Former ‘enemy combatant’ pleads guilty in Ill.

PEORIA, Ill. — A man held since 2001 as an alleged al-Qaida sleeper agent pleaded guilty Thursday to supporting terrorism.

Ali al-Marri entered his plea before U.S. District Judge Michael Mihm in Peoria. He admitted to one count of conspiring to provide material support or resources to a foreign terrorist organization.

Al-Marri, a legal U.S. resident and native of Qatar, was arrested in late 2001 while studying at Bradley University in Peoria after federal authorities alleged he had links to organizers of the Sept. 11, 2001, attacks.

The Bush administration declared al-Marri an “enemy combatant” in late 2001 and held him without charges for more than five years at a Navy brig in South Carolina. The designation was dropped when he was indicted by a federal grand jury in Illinois.

The conspiracy charge carries a penalty of up to 15 years in prison.

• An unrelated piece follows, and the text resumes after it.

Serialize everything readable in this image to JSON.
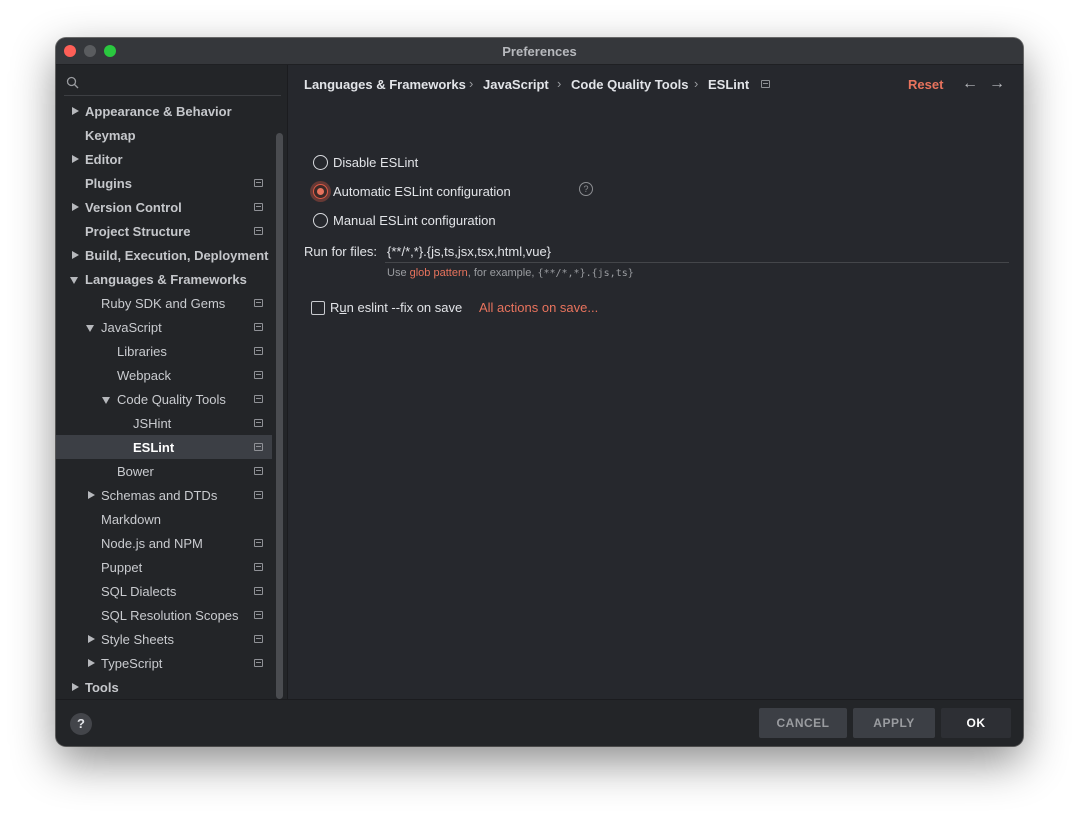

Sentencing was scheduled for July 30.

The government says al-Marri met with Osama bin Laden in the summer of 2001 and was sent to the U.S. to help al-Qaida operatives carry out post-Sept. 11 attacks.

He got a bachelor’s in business management administration from Bradley in 1991, then went to work for a bank in Qatar. He is married and has five children.

Al-Marri decided to return to Bradley, obtained a student visa and returned to the U.S. on Sept. 10, 2001.